Negli ultimi mesi, le nostre équipe in Serbia hanno trattato sempre più casi di violenze diffuse e crudeli e di trattamenti degradanti perpetrati da parte delle autorità ungheresi al confine tra Serbia e Ungheria. Chiediamo alle autorità ungheresi di indagare e agire immediatamente per fermare queste pratiche brutali.
Dal gennaio 2016 al febbraio 2017, MSF ha trattato 106 casi di lesioni intenzionali perpetrate con tutta probabilità da agenti al confine ungherese. Tutti i casi trattati dalle équipe di MSF presentano caratteristiche di violenza simili, tra cui lesioni da percosse (54 casi), morsi di cane (24 casi), irritazioni da gas lacrimogeno e spray al pepe (15 casi) e altre lesioni (35 casi). Questi abusi sono stati riscontrati anche su persone vulnerabili come minori non accompagnati: dei 106 casi, 22 erano minori di 18 anni.
“Le persone ci raccontano di venire picchiate, fatte stendere al suolo mentre agenti di polizia salgono su di loro con gli stivali, di essere private dei vestiti e delle scarpe nella neve ed essere costrette a tornare in Serbia scalze nonostante il freddo. Le contusioni e gli altri segni che vediamo e trattiamo rispecchiano i tipi di abusi descritti”, dichiara Christopher Stokes, direttore generale di MSF, appena rientrato dalla Serbia.
“È come se fosse un “pacchetto di violenze standard”, un rito brutale al confine europeo progettato per far sì che le persone non tentino di varcare nuovamente il confine”, prosegue Stokes. “È davvero scandaloso che ciò stia accadendo e che i leader europei facciano finta di non vedere.
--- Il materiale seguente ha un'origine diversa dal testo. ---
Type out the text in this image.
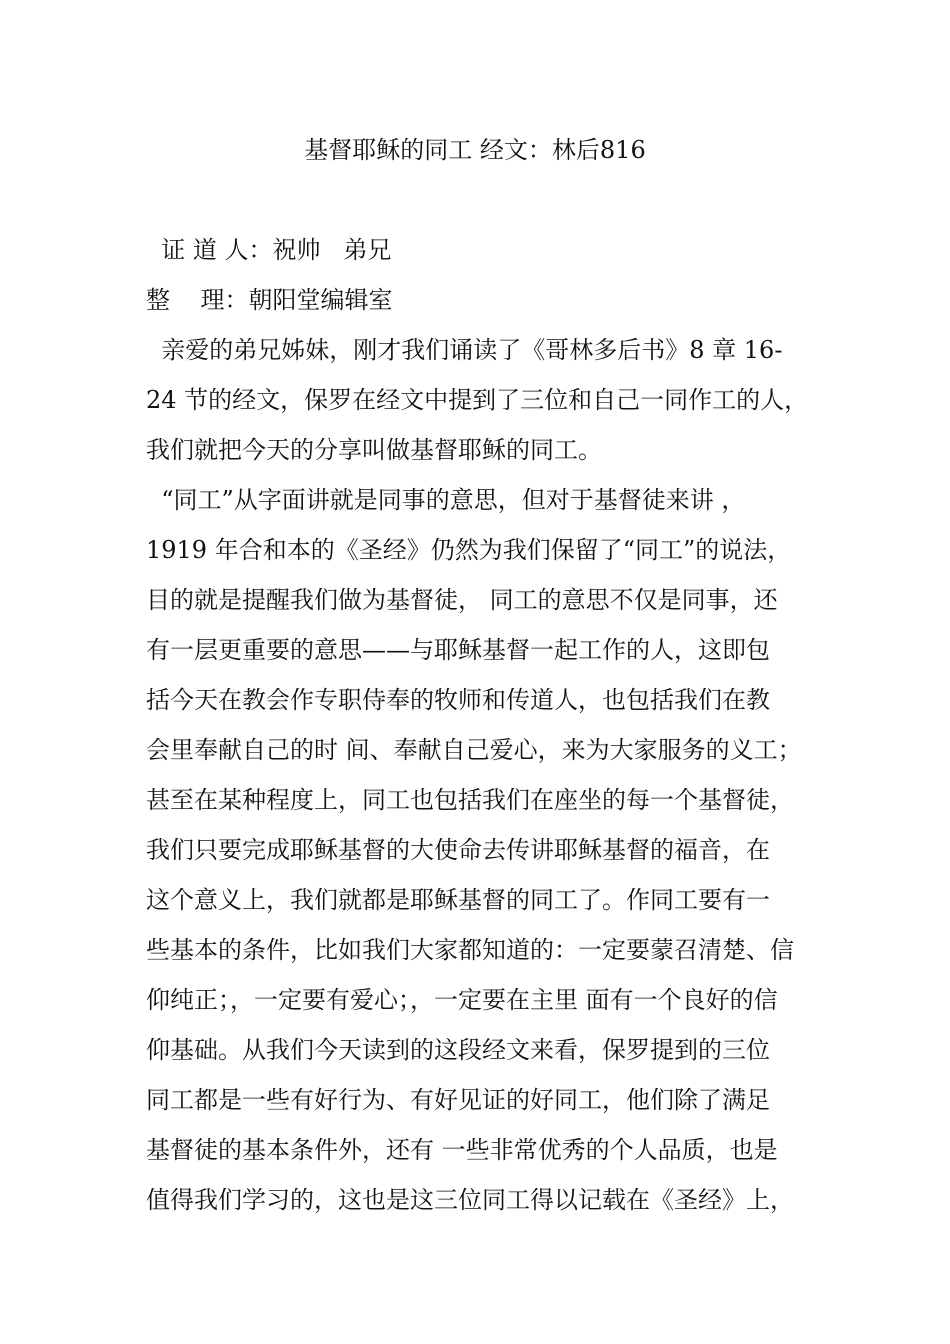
基督耶稣的同工 经文：林后816
证 道 人：祝帅   弟兄
整    理：朝阳堂编辑室
亲爱的弟兄姊妹，刚才我们诵读了《哥林多后书》8 章 16-
24 节的经文，保罗在经文中提到了三位和自己一同作工的人，
我们就把今天的分享叫做基督耶稣的同工。
“同工”从字面讲就是同事的意思，但对于基督徒来讲 ，
1919 年合和本的《圣经》仍然为我们保留了“同工”的说法，
目的就是提醒我们做为基督徒， 同工的意思不仅是同事，还
有一层更重要的意思——与耶稣基督一起工作的人，这即包
括今天在教会作专职侍奉的牧师和传道人，也包括我们在教
会里奉献自己的时 间、奉献自己爱心，来为大家服务的义工；
甚至在某种程度上，同工也包括我们在座坐的每一个基督徒，
我们只要完成耶稣基督的大使命去传讲耶稣基督的福音，在
这个意义上，我们就都是耶稣基督的同工了。作同工要有一
些基本的条件，比如我们大家都知道的：一定要蒙召清楚、信
仰纯正；，一定要有爱心；，一定要在主里 面有一个良好的信
仰基础。从我们今天读到的这段经文来看，保罗提到的三位
同工都是一些有好行为、有好见证的好同工，他们除了满足
基督徒的基本条件外，还有 一些非常优秀的个人品质，也是
值得我们学习的，这也是这三位同工得以记载在《圣经》上，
Durante l’incontro del Consiglio europeo di oggi, esattamente a un anno dalla chiusura ufficiale della rotta balcanica, i leader europei dovrebbero discutere se è questa la brutalità con cui progettano di difendere i propri confini”.
Secondo recenti testimonianze raccolte dalle nostre équipe, questi abusi sono divenuti ancor più diffusi e umilianti nelle ultime settimane. Più precisamente, nella notte tra il 21 e il 22 febbraio, quasi 240 persone sono state respinte dall’Ungheria. Il giorno dopo la clinica di MSF a Belgrado ha ricevuto più di 20 persone bisognose di cure mediche dopo essere state duramente picchiate.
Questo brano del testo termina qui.